Legg Mason’s Western Asset’ s funds and AllianceBernstein Holdings have dialed back their exposure to emerging markets bonds in their respective portfolios. Closed-End Fund Advisors, uses Western Asset Emerging Markets Debt Fund (ESD: NYSE) in our portfolios, which has been a market-breaking performer, especially since year-end.
Emerging-market bond funds have been among investors favorites since 2009 as investors have poured $2.9 million into the funds, according to Morningstar. In 2011 alone, net inflows into mutual funds have increased $12.5 billion, up 380% from a net $2.6 billion two years earlier, a staggering sum in what may be an overheated market.
Other investment management firms also plan to reduce exposure to emerging markets over the short term, while Pimco has already reduced its exposure in its flagship $250 billion Total Return Fund, a mutual fund.
Pimco has been one of those investors fretting that euro-zone debt problems would drag on for years, damping global growth and souring investors’ sentiment in riskier assets such as emerging markets debt. Pimco has also raised concern about the health of China’s economy.
The influx of cash into emerging-market debt doesn’t appear to be slowing: The net cash inflow into the space in January, up 72% from the previous January, according to Morningstar. Whether investors’ passions will continue appears to hinge on their feelings toward the euro-zone crisis.
So far in 2012, emerging markets bond funds have posted a 6.5% gain, outpacing all but one other fixed income category, with an annualized three year return of 19%, more than double the categories’ 7.6% five year return.
Western Asset sees the most opportunities now in Latin America, followed by Asia and Brazil and Indonesia in particular saying “the farther you are away from Europe the better”.
However, not all bond managers are wary of Europe: Michael Hasenstab, with $59.6 billion in assets under management, runs Franklin Templeton Investments’ flagship Templeton Global Bond Fund as well as closed-end Templeton Emerging Markets Debt Fund (TEI:NYSE). He says he believes some of the stability measures taken recently are “significant enough to prevent even a disorderly default or Greece exit from cascading” into Spain or Italy.
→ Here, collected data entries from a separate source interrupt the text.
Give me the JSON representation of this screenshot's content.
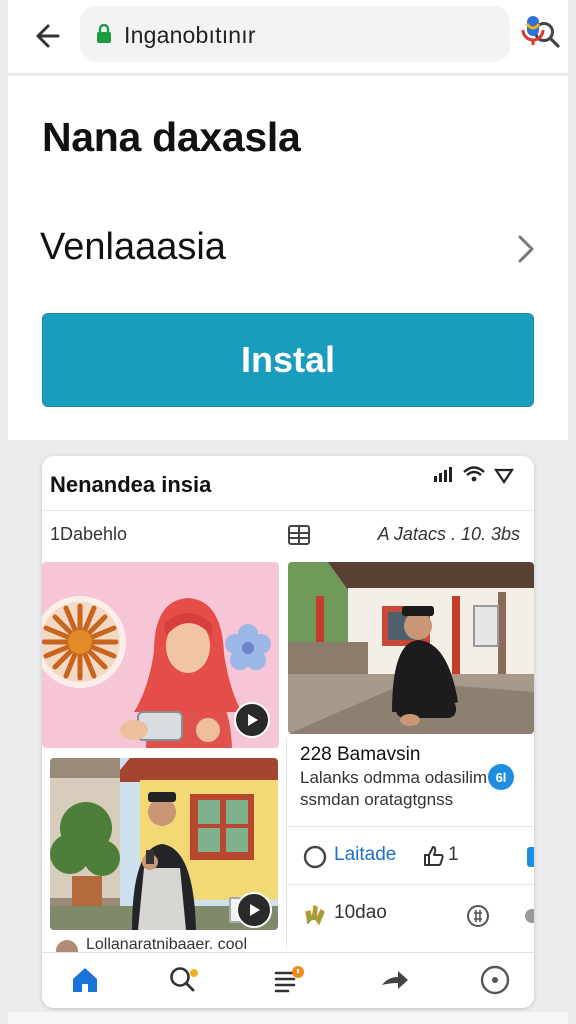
{
  "browser": {
    "url": "Inganobıtınır"
  },
  "app": {
    "title": "Nana daxasla",
    "developer": "Venlaaasia",
    "install_label": "Instal"
  },
  "preview": {
    "title": "Nenandea insia",
    "tab_left": "1Dabehlo",
    "tab_right": "A Jatacs . 10. 3bs",
    "info_title": "228 Bamavsin",
    "info_line1": "Lalanks odmma odasilim",
    "info_line2": "ssmdan oratagtgnss",
    "info_badge": "6l",
    "latest_label": "Laitade",
    "like_count": "1",
    "dao_label": "10dao",
    "caption": "Lollanaratnibaaer. cool"
  },
  "colors": {
    "install": "#1a9cbd",
    "link": "#1b6fd1",
    "lock": "#1e9b3e",
    "nav_active": "#1a73d9"
  },
  "icons": [
    "back-arrow-icon",
    "lock-icon",
    "search-icon",
    "mic-icon",
    "chevron-right-icon",
    "signal-icon",
    "wifi-icon",
    "grid-icon",
    "play-icon",
    "circle-icon",
    "thumb-up-icon",
    "share-square-icon",
    "home-icon",
    "search-dot-icon",
    "list-notification-icon",
    "forward-icon",
    "profile-circle-icon"
  ]
}
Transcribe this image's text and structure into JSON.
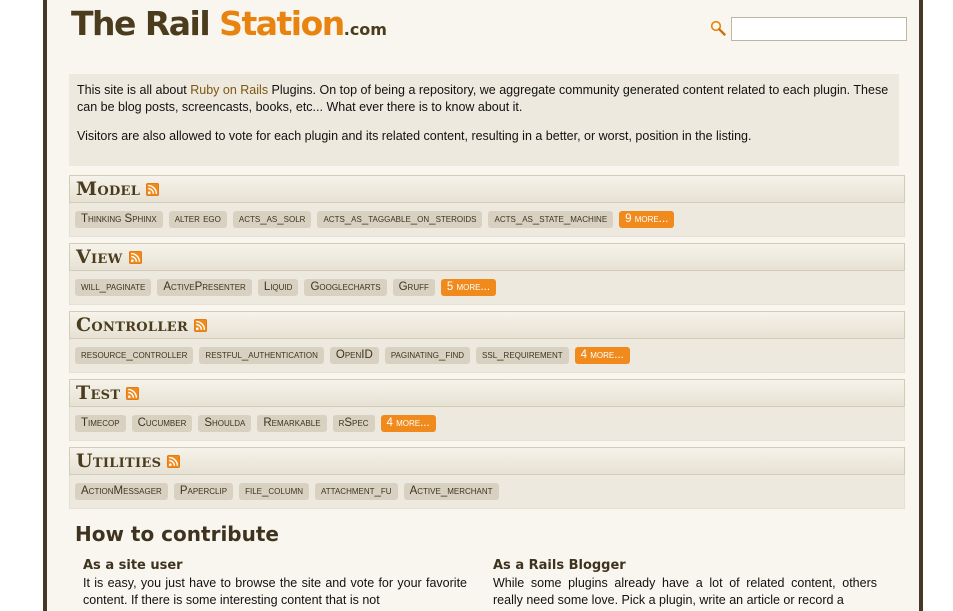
{
  "logo": {
    "part1": "The Rail ",
    "part2": "Station",
    "part3": ".com"
  },
  "search": {
    "placeholder": "",
    "value": ""
  },
  "intro": {
    "p1_before": "This site is all about ",
    "p1_link": "Ruby on Rails",
    "p1_after": " Plugins. On top of being a repository, we aggregate community generated content related to each plugin. These can be blog posts, screencasts, books, etc... What ever there is to know about it.",
    "p2": "Visitors are also allowed to vote for each plugin and its related content, resulting in a better, or worst, position in the listing."
  },
  "categories": [
    {
      "title": "Model",
      "tags": [
        "Thinking Sphinx",
        "alter ego",
        "acts_as_solr",
        "acts_as_taggable_on_steroids",
        "acts_as_state_machine"
      ],
      "more": "9 more..."
    },
    {
      "title": "View",
      "tags": [
        "will_paginate",
        "ActivePresenter",
        "Liquid",
        "Googlecharts",
        "Gruff"
      ],
      "more": "5 more..."
    },
    {
      "title": "Controller",
      "tags": [
        "resource_controller",
        "restful_authentication",
        "OpenID",
        "paginating_find",
        "ssl_requirement"
      ],
      "more": "4 more..."
    },
    {
      "title": "Test",
      "tags": [
        "Timecop",
        "Cucumber",
        "Shoulda",
        "Remarkable",
        "rSpec"
      ],
      "more": "4 more..."
    },
    {
      "title": "Utilities",
      "tags": [
        "ActionMessager",
        "Paperclip",
        "file_column",
        "attachment_fu",
        "Active_merchant"
      ],
      "more": ""
    }
  ],
  "contribute": {
    "title": "How to contribute",
    "site_user": {
      "heading": "As a site user",
      "text": "It is easy, you just have to browse the site and vote for your favorite content. If there is some interesting content that is not"
    },
    "blogger": {
      "heading": "As a Rails Blogger",
      "text": "While some plugins already have a lot of related content, others really need some love. Pick a plugin, write an article or record a"
    }
  },
  "icons": {
    "search": "search-icon",
    "feed": "rss-icon"
  },
  "colors": {
    "brand_orange": "#e8830f",
    "brand_brown": "#4a3c1c",
    "more_badge": "#f08a1c",
    "frame": "#453a25"
  }
}
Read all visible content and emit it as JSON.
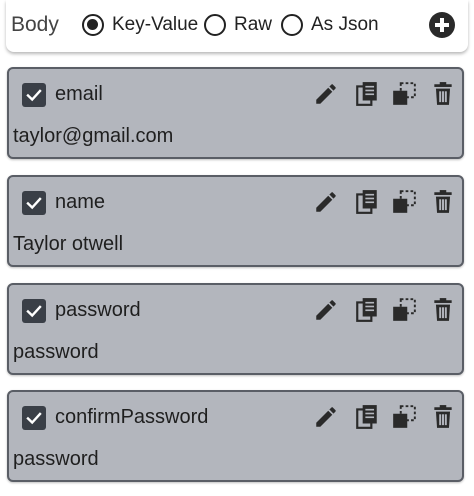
{
  "header": {
    "body_label": "Body",
    "options": [
      {
        "label": "Key-Value",
        "selected": true
      },
      {
        "label": "Raw",
        "selected": false
      },
      {
        "label": "As Json",
        "selected": false
      }
    ],
    "add_icon": "plus-circle-icon"
  },
  "fields": [
    {
      "key": "email",
      "value": "taylor@gmail.com",
      "enabled": true
    },
    {
      "key": "name",
      "value": "Taylor otwell",
      "enabled": true
    },
    {
      "key": "password",
      "value": "password",
      "enabled": true
    },
    {
      "key": "confirmPassword",
      "value": "password",
      "enabled": true
    }
  ],
  "icons": {
    "edit": "pencil-icon",
    "copy": "copy-icon",
    "duplicate": "duplicate-icon",
    "delete": "trash-icon"
  },
  "colors": {
    "card_bg": "#b3b6bd",
    "card_border": "#5a5e66",
    "checkbox": "#3a3f47",
    "icon": "#2a2a2a"
  }
}
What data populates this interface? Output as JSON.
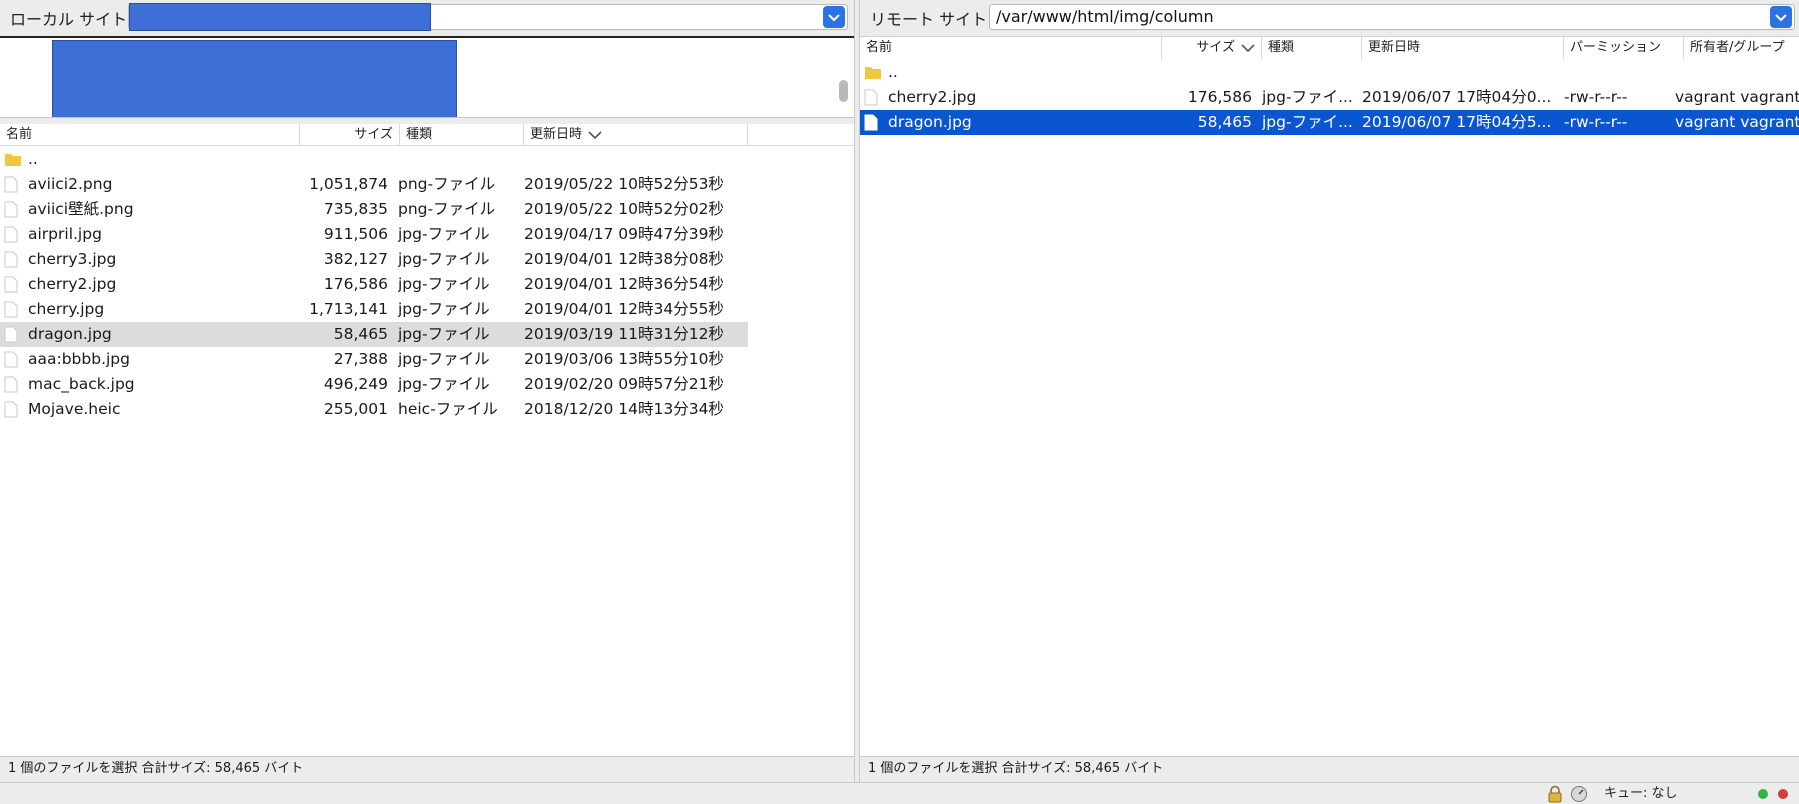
{
  "local": {
    "site_label": "ローカル サイト:",
    "site_value": "",
    "columns": [
      "名前",
      "サイズ",
      "種類",
      "更新日時"
    ],
    "files": [
      {
        "name": "..",
        "size": "",
        "type": "",
        "modified": "",
        "icon": "folder-icon"
      },
      {
        "name": "aviici2.png",
        "size": "1,051,874",
        "type": "png-ファイル",
        "modified": "2019/05/22 10時52分53秒",
        "icon": "file-icon"
      },
      {
        "name": "aviici壁紙.png",
        "size": "735,835",
        "type": "png-ファイル",
        "modified": "2019/05/22 10時52分02秒",
        "icon": "file-icon"
      },
      {
        "name": "airpril.jpg",
        "size": "911,506",
        "type": "jpg-ファイル",
        "modified": "2019/04/17 09時47分39秒",
        "icon": "file-icon"
      },
      {
        "name": "cherry3.jpg",
        "size": "382,127",
        "type": "jpg-ファイル",
        "modified": "2019/04/01 12時38分08秒",
        "icon": "file-icon"
      },
      {
        "name": "cherry2.jpg",
        "size": "176,586",
        "type": "jpg-ファイル",
        "modified": "2019/04/01 12時36分54秒",
        "icon": "file-icon"
      },
      {
        "name": "cherry.jpg",
        "size": "1,713,141",
        "type": "jpg-ファイル",
        "modified": "2019/04/01 12時34分55秒",
        "icon": "file-icon"
      },
      {
        "name": "dragon.jpg",
        "size": "58,465",
        "type": "jpg-ファイル",
        "modified": "2019/03/19 11時31分12秒",
        "icon": "file-icon",
        "selected": true
      },
      {
        "name": "aaa:bbbb.jpg",
        "size": "27,388",
        "type": "jpg-ファイル",
        "modified": "2019/03/06 13時55分10秒",
        "icon": "file-icon"
      },
      {
        "name": "mac_back.jpg",
        "size": "496,249",
        "type": "jpg-ファイル",
        "modified": "2019/02/20 09時57分21秒",
        "icon": "file-icon"
      },
      {
        "name": "Mojave.heic",
        "size": "255,001",
        "type": "heic-ファイル",
        "modified": "2018/12/20 14時13分34秒",
        "icon": "file-icon"
      }
    ],
    "status": "1 個のファイルを選択 合計サイズ: 58,465 バイト"
  },
  "remote": {
    "site_label": "リモート サイト:",
    "site_value": "/var/www/html/img/column",
    "columns": [
      "名前",
      "サイズ",
      "種類",
      "更新日時",
      "パーミッション",
      "所有者/グループ"
    ],
    "files": [
      {
        "name": "..",
        "size": "",
        "type": "",
        "modified": "",
        "perm": "",
        "owner": "",
        "icon": "folder-icon"
      },
      {
        "name": "cherry2.jpg",
        "size": "176,586",
        "type": "jpg-ファイ...",
        "modified": "2019/06/07 17時04分0...",
        "perm": "-rw-r--r--",
        "owner": "vagrant vagrant",
        "icon": "file-icon"
      },
      {
        "name": "dragon.jpg",
        "size": "58,465",
        "type": "jpg-ファイ...",
        "modified": "2019/06/07 17時04分5...",
        "perm": "-rw-r--r--",
        "owner": "vagrant vagrant",
        "icon": "file-icon",
        "selected": true
      }
    ],
    "status": "1 個のファイルを選択 合計サイズ: 58,465 バイト"
  },
  "bottom": {
    "queue": "キュー: なし",
    "icons": [
      "lock-icon",
      "speedometer-icon",
      "green-status-dot",
      "red-status-dot"
    ]
  },
  "colors": {
    "selection_blue": "#0a55d0",
    "selection_gray": "#dcdcdc",
    "folder_yellow": "#f4c542",
    "combo_blue": "#2b73e0"
  }
}
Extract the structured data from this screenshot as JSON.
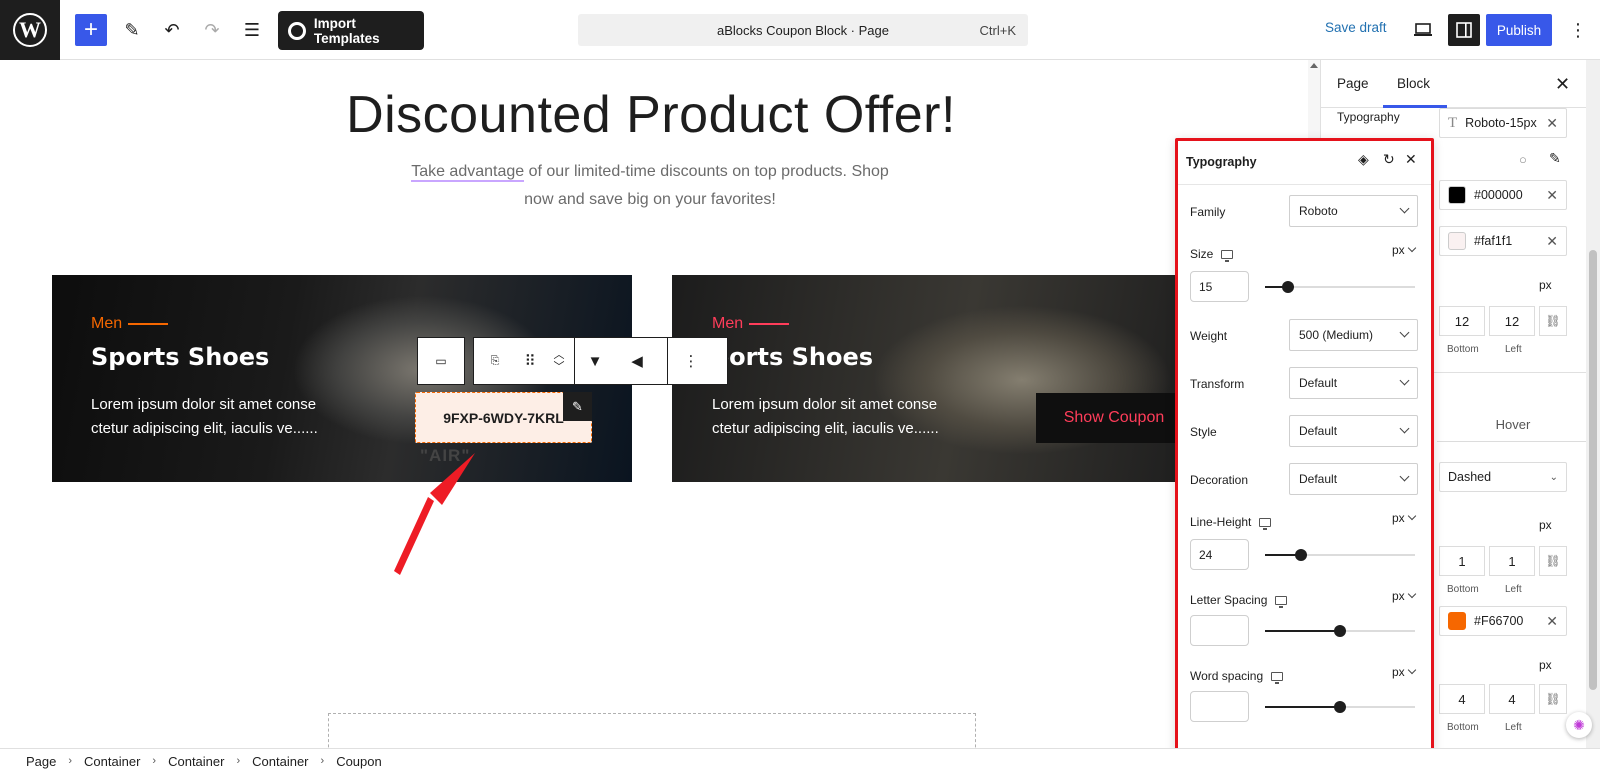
{
  "topbar": {
    "import_label": "Import Templates",
    "command_title": "aBlocks Coupon Block · Page",
    "command_shortcut": "Ctrl+K",
    "save_draft": "Save draft",
    "publish": "Publish"
  },
  "canvas": {
    "heading": "Discounted Product Offer!",
    "subtext_link": "Take advantage",
    "subtext_rest": " of our limited-time discounts on top products. Shop now and save big on your favorites!",
    "cards": [
      {
        "category": "Men",
        "title": "Sports Shoes",
        "description": "Lorem ipsum dolor sit amet conse ctetur adipiscing elit, iaculis ve......",
        "coupon_code": "9FXP-6WDY-7KRL",
        "overlay_text": "\"AIR\""
      },
      {
        "category": "Men",
        "title": "ports Shoes",
        "description": "Lorem ipsum dolor sit amet conse ctetur adipiscing elit, iaculis ve......",
        "button": "Show Coupon"
      }
    ]
  },
  "sidebar": {
    "tabs": [
      "Page",
      "Block"
    ],
    "active_tab": "Block",
    "typography_label": "Typography",
    "typography_value": "Roboto-15px",
    "color_1": "#000000",
    "color_2": "#faf1f1",
    "unit_1": "px",
    "padding_bottom": "12",
    "padding_left": "12",
    "bottom_label": "Bottom",
    "left_label": "Left",
    "hover_tab": "Hover",
    "border_style": "Dashed",
    "unit_2": "px",
    "border_bottom": "1",
    "border_left": "1",
    "border_color": "#F66700",
    "unit_3": "px",
    "radius_bottom": "4",
    "radius_left": "4"
  },
  "popover": {
    "title": "Typography",
    "family_label": "Family",
    "family_value": "Roboto",
    "size_label": "Size",
    "size_unit": "px",
    "size_value": "15",
    "size_slider": 0.15,
    "weight_label": "Weight",
    "weight_value": "500 (Medium)",
    "transform_label": "Transform",
    "transform_value": "Default",
    "style_label": "Style",
    "style_value": "Default",
    "decoration_label": "Decoration",
    "decoration_value": "Default",
    "line_height_label": "Line-Height",
    "line_height_unit": "px",
    "line_height_value": "24",
    "line_height_slider": 0.24,
    "letter_spacing_label": "Letter Spacing",
    "letter_spacing_unit": "px",
    "letter_spacing_value": "",
    "letter_spacing_slider": 0.5,
    "word_spacing_label": "Word spacing",
    "word_spacing_unit": "px",
    "word_spacing_value": "",
    "word_spacing_slider": 0.5
  },
  "breadcrumb": [
    "Page",
    "Container",
    "Container",
    "Container",
    "Coupon"
  ],
  "colors": {
    "accent": "#3858e9",
    "highlight_border": "#e5121b",
    "category_orange": "#f66700",
    "category_pink": "#ff3d5a"
  }
}
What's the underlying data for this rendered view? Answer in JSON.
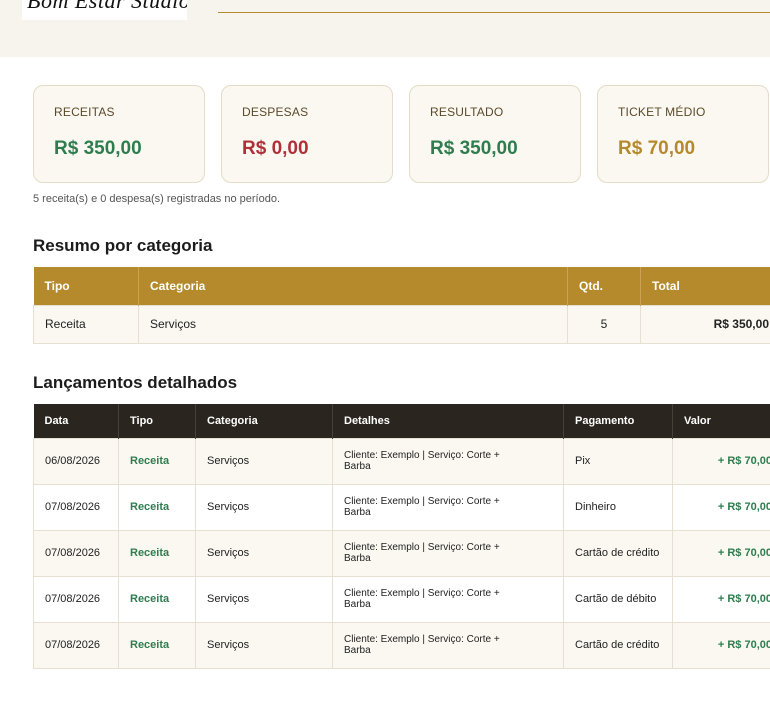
{
  "header": {
    "logo_text": "Bom Estar Studio"
  },
  "cards": [
    {
      "label": "RECEITAS",
      "value": "R$ 350,00",
      "color": "#2e7d4f"
    },
    {
      "label": "DESPESAS",
      "value": "R$ 0,00",
      "color": "#b0303a"
    },
    {
      "label": "RESULTADO",
      "value": "R$ 350,00",
      "color": "#2e7d4f"
    },
    {
      "label": "TICKET MÉDIO",
      "value": "R$ 70,00",
      "color": "#b58a2c"
    }
  ],
  "note": "5 receita(s) e 0 despesa(s) registradas no período.",
  "summary": {
    "title": "Resumo por categoria",
    "headers": [
      "Tipo",
      "Categoria",
      "Qtd.",
      "Total"
    ],
    "rows": [
      {
        "tipo": "Receita",
        "categoria": "Serviços",
        "qtd": "5",
        "total": "R$ 350,00"
      }
    ]
  },
  "details": {
    "title": "Lançamentos detalhados",
    "headers": [
      "Data",
      "Tipo",
      "Categoria",
      "Detalhes",
      "Pagamento",
      "Valor"
    ],
    "rows": [
      {
        "data": "06/08/2026",
        "tipo": "Receita",
        "categoria": "Serviços",
        "detalhes": "Cliente: Exemplo | Serviço: Corte + Barba",
        "pagamento": "Pix",
        "valor": "+ R$ 70,00"
      },
      {
        "data": "07/08/2026",
        "tipo": "Receita",
        "categoria": "Serviços",
        "detalhes": "Cliente: Exemplo | Serviço: Corte + Barba",
        "pagamento": "Dinheiro",
        "valor": "+ R$ 70,00"
      },
      {
        "data": "07/08/2026",
        "tipo": "Receita",
        "categoria": "Serviços",
        "detalhes": "Cliente: Exemplo | Serviço: Corte + Barba",
        "pagamento": "Cartão de crédito",
        "valor": "+ R$ 70,00"
      },
      {
        "data": "07/08/2026",
        "tipo": "Receita",
        "categoria": "Serviços",
        "detalhes": "Cliente: Exemplo | Serviço: Corte + Barba",
        "pagamento": "Cartão de débito",
        "valor": "+ R$ 70,00"
      },
      {
        "data": "07/08/2026",
        "tipo": "Receita",
        "categoria": "Serviços",
        "detalhes": "Cliente: Exemplo | Serviço: Corte + Barba",
        "pagamento": "Cartão de crédito",
        "valor": "+ R$ 70,00"
      }
    ]
  }
}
Even if Greece were to default, a scenario that seems less likely after European officials reached a fresh bailout for the debt strapped nation recently. Mr. Hasenstab said a systemic risk in Europe could be prevented. He has been buying government bonds in South Korea, Malaysia, and Australia, along with purchases in Polish government bonds. These four markets constitute the biggest shares in his funds.
Other money managers have been reducing exposure to emerging markets in part because they see better opportunities available –in U.S. corporate bonds, for example. Closed-End Fund Advisors agrees with this scenario, especially when a fund trades at a premium to its net asset value and there are better opportunities available.